1. Agricultural Sector:
One of the most important sectors of the Indian economy remains Agriculture. Its share in the GDP of the country has declined and is currently at 14%. However, more than 50% of the total population of the country is still dependent on agriculture. Keeping this in mind, the Union Budget 2017 – 18 gave high priority to the agricultural sector and aimed to double farmers’ incomes by 2022.
• Government subsidies to agriculture are at an all – time high.
• Further, cropping patterns have shifted in favour of cash crops such as sugarcane and rubber.
• Introduction of cooperative farming like – e – choupal etc.
• Rise of SHGs such as Lijjat Papad.
• Agricultural land is being brought under industrial and commercial use, thereby straining the remaining agricultural land.
• Many export sectors have been opened for agricultural goods.

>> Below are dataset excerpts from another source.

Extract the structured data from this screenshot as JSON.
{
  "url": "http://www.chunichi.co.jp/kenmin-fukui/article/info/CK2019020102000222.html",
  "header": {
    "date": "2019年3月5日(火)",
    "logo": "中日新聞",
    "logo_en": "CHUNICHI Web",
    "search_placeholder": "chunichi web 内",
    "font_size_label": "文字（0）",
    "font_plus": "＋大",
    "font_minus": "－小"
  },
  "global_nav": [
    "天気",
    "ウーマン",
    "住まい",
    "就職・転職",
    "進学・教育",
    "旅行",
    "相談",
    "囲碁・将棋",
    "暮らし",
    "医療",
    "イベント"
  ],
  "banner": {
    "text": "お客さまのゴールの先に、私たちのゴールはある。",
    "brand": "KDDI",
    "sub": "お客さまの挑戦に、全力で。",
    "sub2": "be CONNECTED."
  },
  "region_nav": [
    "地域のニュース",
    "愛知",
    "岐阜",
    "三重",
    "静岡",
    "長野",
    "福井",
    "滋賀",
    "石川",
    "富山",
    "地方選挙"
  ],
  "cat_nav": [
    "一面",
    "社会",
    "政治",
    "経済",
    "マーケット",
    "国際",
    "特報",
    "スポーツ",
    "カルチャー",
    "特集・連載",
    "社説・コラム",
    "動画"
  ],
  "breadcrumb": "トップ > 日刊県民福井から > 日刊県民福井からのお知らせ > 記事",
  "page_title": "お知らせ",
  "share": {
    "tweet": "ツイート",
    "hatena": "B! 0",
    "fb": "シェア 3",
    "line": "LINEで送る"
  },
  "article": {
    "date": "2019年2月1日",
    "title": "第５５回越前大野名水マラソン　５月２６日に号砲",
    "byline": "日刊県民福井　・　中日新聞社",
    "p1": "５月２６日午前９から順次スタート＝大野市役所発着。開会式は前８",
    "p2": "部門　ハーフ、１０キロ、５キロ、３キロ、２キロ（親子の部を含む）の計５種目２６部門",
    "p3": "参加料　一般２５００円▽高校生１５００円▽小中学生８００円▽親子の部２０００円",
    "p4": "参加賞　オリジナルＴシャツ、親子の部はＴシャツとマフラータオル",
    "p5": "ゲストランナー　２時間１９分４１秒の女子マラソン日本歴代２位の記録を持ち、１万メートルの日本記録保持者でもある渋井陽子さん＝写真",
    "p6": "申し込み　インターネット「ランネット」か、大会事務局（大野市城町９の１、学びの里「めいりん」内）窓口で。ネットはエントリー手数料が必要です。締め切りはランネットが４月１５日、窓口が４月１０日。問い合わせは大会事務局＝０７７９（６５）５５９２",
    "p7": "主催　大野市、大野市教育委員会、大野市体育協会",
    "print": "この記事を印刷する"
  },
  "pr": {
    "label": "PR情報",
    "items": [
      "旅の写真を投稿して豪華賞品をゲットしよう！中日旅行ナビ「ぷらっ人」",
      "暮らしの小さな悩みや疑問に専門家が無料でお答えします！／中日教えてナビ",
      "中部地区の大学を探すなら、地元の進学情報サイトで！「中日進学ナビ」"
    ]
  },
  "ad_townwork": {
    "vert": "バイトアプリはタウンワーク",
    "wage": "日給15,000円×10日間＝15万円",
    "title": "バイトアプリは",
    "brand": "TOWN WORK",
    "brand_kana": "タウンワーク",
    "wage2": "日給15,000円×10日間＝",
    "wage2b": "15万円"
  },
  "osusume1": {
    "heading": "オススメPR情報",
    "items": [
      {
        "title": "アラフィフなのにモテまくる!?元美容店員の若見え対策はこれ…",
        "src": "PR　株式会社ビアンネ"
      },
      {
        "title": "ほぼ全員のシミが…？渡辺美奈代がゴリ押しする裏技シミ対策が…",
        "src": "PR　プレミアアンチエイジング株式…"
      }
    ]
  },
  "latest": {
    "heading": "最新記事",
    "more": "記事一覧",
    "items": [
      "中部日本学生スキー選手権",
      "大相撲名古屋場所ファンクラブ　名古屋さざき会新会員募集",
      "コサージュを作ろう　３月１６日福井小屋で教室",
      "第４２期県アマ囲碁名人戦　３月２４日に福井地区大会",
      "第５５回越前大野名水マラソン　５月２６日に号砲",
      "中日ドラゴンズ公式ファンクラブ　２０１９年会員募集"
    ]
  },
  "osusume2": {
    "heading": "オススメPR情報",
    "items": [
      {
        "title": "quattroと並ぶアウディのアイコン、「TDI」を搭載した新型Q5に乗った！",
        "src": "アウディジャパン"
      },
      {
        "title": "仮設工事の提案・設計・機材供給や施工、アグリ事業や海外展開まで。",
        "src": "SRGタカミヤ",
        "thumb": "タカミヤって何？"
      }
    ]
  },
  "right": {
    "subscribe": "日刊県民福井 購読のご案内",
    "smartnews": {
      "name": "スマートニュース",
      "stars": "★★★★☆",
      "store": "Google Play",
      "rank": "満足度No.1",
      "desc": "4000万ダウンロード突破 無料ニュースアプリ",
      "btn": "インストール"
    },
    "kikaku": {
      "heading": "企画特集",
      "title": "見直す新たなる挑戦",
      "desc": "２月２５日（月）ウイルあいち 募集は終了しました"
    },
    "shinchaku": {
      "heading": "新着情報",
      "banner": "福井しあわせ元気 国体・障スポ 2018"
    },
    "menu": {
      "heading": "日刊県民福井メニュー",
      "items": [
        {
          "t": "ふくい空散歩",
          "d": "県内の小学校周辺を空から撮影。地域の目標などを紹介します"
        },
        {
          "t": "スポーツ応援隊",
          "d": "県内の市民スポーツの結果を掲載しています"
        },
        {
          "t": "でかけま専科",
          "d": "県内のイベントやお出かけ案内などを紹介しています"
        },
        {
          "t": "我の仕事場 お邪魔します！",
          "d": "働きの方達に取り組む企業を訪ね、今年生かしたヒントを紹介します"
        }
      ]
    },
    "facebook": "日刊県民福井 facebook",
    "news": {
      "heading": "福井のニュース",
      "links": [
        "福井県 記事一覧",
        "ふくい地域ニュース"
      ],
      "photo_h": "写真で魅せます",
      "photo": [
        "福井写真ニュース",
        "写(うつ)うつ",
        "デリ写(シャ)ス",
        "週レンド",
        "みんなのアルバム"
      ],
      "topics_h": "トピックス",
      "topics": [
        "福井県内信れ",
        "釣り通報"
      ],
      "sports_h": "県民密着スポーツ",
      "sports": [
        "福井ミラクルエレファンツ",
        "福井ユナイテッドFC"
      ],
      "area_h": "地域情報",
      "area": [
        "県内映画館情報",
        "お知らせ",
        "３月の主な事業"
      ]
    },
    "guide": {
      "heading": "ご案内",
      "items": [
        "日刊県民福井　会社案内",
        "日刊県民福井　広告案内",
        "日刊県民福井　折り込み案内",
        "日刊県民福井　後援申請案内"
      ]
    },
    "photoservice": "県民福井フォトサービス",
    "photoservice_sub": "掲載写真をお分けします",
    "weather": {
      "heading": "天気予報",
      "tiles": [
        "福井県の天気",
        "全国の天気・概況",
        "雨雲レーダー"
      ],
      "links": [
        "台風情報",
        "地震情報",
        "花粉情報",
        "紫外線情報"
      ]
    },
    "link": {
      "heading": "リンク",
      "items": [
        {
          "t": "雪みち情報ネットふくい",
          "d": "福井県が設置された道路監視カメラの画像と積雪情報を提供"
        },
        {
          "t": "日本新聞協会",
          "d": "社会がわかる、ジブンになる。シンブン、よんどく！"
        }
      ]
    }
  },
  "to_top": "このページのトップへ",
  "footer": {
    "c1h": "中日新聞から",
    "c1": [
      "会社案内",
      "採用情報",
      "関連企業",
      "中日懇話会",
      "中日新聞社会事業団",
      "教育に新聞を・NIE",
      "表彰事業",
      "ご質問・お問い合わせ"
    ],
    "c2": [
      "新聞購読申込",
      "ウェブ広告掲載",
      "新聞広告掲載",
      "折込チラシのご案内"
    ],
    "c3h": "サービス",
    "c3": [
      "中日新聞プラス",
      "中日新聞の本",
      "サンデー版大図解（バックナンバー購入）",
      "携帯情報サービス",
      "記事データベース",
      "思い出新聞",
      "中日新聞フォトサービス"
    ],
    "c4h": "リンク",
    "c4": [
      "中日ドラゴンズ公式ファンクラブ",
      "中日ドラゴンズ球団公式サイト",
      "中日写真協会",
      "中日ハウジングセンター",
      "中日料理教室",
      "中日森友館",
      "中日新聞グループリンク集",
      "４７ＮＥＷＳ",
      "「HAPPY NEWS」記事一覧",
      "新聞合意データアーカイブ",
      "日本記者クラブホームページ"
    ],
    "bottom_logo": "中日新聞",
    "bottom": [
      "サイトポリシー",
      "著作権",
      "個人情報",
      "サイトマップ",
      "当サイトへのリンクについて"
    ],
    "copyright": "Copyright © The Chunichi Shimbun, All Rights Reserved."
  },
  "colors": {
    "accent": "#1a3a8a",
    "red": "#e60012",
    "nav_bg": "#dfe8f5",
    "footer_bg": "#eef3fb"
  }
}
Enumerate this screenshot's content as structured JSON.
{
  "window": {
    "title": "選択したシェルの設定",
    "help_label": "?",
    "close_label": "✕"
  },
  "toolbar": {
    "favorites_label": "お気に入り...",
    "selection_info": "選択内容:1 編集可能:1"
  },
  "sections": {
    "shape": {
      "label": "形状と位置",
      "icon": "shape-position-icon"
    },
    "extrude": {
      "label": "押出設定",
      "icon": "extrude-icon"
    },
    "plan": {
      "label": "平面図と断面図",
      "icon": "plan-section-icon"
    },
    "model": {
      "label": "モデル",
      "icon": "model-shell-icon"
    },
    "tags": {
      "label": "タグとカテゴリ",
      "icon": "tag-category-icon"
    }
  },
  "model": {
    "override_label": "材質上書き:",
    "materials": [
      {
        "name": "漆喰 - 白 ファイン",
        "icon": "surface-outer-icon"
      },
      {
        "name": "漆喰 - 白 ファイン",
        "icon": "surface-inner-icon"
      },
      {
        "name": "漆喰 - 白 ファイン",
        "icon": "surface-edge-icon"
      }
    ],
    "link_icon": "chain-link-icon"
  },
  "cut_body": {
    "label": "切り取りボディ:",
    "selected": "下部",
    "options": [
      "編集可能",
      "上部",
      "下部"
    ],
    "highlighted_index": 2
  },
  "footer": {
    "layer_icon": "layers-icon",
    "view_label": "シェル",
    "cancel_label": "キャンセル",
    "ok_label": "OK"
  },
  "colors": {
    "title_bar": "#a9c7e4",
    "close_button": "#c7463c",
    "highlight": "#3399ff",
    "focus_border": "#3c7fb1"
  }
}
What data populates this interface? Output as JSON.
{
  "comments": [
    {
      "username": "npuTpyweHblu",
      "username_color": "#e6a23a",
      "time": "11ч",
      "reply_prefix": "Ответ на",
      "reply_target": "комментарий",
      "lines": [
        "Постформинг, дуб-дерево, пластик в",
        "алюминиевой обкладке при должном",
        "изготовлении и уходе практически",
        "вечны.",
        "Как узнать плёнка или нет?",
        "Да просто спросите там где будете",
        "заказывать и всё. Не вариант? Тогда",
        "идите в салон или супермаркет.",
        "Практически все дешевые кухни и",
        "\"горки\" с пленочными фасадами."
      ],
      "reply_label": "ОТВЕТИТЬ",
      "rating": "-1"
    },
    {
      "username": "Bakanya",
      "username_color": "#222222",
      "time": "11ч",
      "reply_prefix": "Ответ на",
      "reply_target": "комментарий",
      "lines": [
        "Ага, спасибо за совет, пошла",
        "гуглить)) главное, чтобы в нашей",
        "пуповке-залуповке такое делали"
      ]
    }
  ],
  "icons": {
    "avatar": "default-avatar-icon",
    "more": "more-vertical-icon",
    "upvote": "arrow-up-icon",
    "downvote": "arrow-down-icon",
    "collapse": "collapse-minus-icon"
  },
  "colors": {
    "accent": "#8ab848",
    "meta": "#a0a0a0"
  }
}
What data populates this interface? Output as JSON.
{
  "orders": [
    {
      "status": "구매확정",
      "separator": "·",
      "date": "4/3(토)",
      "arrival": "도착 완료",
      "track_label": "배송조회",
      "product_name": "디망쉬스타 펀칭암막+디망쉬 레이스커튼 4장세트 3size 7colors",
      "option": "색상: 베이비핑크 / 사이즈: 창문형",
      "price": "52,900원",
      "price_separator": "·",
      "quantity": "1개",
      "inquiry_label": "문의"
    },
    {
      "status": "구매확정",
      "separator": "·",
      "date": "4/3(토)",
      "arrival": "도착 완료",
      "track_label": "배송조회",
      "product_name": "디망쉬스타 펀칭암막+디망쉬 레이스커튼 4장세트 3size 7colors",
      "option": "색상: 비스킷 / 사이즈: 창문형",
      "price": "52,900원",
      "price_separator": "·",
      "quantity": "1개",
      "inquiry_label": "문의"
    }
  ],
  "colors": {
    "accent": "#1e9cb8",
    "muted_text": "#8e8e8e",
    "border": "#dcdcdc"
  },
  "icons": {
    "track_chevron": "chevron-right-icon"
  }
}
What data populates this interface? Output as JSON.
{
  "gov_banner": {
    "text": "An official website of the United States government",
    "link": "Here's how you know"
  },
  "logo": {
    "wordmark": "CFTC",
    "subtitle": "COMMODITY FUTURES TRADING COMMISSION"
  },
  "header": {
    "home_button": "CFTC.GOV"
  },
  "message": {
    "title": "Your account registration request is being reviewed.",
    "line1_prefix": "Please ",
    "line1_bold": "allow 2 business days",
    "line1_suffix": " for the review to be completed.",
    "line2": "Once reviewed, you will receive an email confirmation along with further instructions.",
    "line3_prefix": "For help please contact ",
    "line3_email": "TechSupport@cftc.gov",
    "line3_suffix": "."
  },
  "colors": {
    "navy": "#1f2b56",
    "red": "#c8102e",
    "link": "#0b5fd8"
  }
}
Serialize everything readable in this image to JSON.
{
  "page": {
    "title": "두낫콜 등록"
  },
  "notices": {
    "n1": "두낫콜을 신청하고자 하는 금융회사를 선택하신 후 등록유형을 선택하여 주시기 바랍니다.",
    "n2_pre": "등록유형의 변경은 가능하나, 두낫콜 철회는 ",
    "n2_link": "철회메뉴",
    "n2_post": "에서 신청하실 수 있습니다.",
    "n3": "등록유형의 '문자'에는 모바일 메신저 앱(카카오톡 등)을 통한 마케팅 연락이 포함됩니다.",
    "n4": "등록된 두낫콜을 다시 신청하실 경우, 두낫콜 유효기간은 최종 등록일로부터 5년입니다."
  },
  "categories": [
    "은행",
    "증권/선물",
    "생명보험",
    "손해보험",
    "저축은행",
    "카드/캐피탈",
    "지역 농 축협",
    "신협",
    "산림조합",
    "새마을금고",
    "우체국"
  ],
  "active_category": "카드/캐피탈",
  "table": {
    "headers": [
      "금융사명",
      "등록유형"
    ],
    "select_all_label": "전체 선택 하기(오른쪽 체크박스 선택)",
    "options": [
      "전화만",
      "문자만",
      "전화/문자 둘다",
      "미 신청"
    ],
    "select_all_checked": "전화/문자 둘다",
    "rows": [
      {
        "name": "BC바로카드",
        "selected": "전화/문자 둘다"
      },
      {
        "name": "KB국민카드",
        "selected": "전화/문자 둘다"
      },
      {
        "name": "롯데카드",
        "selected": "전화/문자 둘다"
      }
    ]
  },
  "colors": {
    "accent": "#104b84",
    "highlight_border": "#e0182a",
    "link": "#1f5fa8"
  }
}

• Food processing is emerging as a ‘Sunrise Industry’
2. Industry Sector:
Another important part of the Indian economy is the Industry sector. Changes such as the end of the ‘Permit Raj’ and opening up of the economy were welcomed in the country with great enthusiasm and optimism. As a result of these changes, the industrial potential of the economy has increased since 1991.
• Proliferation of industries, from traditional iron and steel to jute and automobiles.
• Autonomy in production, marketing and distribution.
• Reduced red – tapism.
• Encouragement to private investments, both domestic as well as FDI.
• Transfer of technology and benefits of research and development to the advantage of the economy.
• Arrival of investment models such as joint ventures, public-private partnerships, MNCs.
• Private players got an opportunity to enter new sectors, which were earlier under government monopoly.
3. Services Sector:
The sector that benefited most from the New Economic Policy was the services sector. Banking, Finance, Business Process Outsourcing – and most importantly Information Technology services – have seen double – digit growth.
• Indian IT giants such as Infosys, WIPRO and TCS have made their mark on the global platform.
• 60 percent of the GDP contribution comes from the services sector.
• India, with its huge demographic dividend potential, has emerged as the IT hub of the world.
• New employment opportunities are being created in this sector.
• Opening of transportation, tourism and medical sectors have led to the growth of service sector competencies.
• RBI has transitioned from being a regulator to a facilitator.
• Product diversity of financial investments.
• Wider penetration of services such as insurance, banking, stock market etc.
• Considerable improvement in forex reserves.
4. Food Processing:
Food processing has emerged as a high – growth, high – profit sector and is one of the focus sectors of the ‘Make in India’ initiative. The vast availability of raw materials, resources, favourable policy measures and numerous incentives have led India to be considered as a key attractive market for the sector. With a population of 1.3 bn and an average age of 29, as well as a rapidly growing middle – class population that spends a high proportion of their disposable income on food, India boasts of a large consumer base. The total consumption of the food and beverage segment in India is expected to increase from $ 369 bn to $ 1.14 tn by 2025. The output of the food processing sector (at market prices) is expected to increase to $ 958 bn during the same period. India is the second largest producer of food grains in the world, second only to China. This sector has huge potential in India due to increasing urbanization, income levels and a high preference for packaged and processed food. Visit the sectors category to read more about the food processing industry.
5. Manufacturing Sector:
The manufacturing sector is the second largest contributor to India’s GDP after the Services sector. Various government initiatives like Make in India, MUDRA, Sagarmala, Startup India, Freight Corridors, along with a whole – hearted contribution from states, will raise the share of the manufacturing sector in the foreseeable future.
However, if India aims to raise its share of manufacturing in GDP to around 25%, the industry will have to significantly step up its research and development expenditure. The quantum of value addition has to be increased at all levels and the government needs to offer attractive remuneration to motivate people to join the manufacturing sector.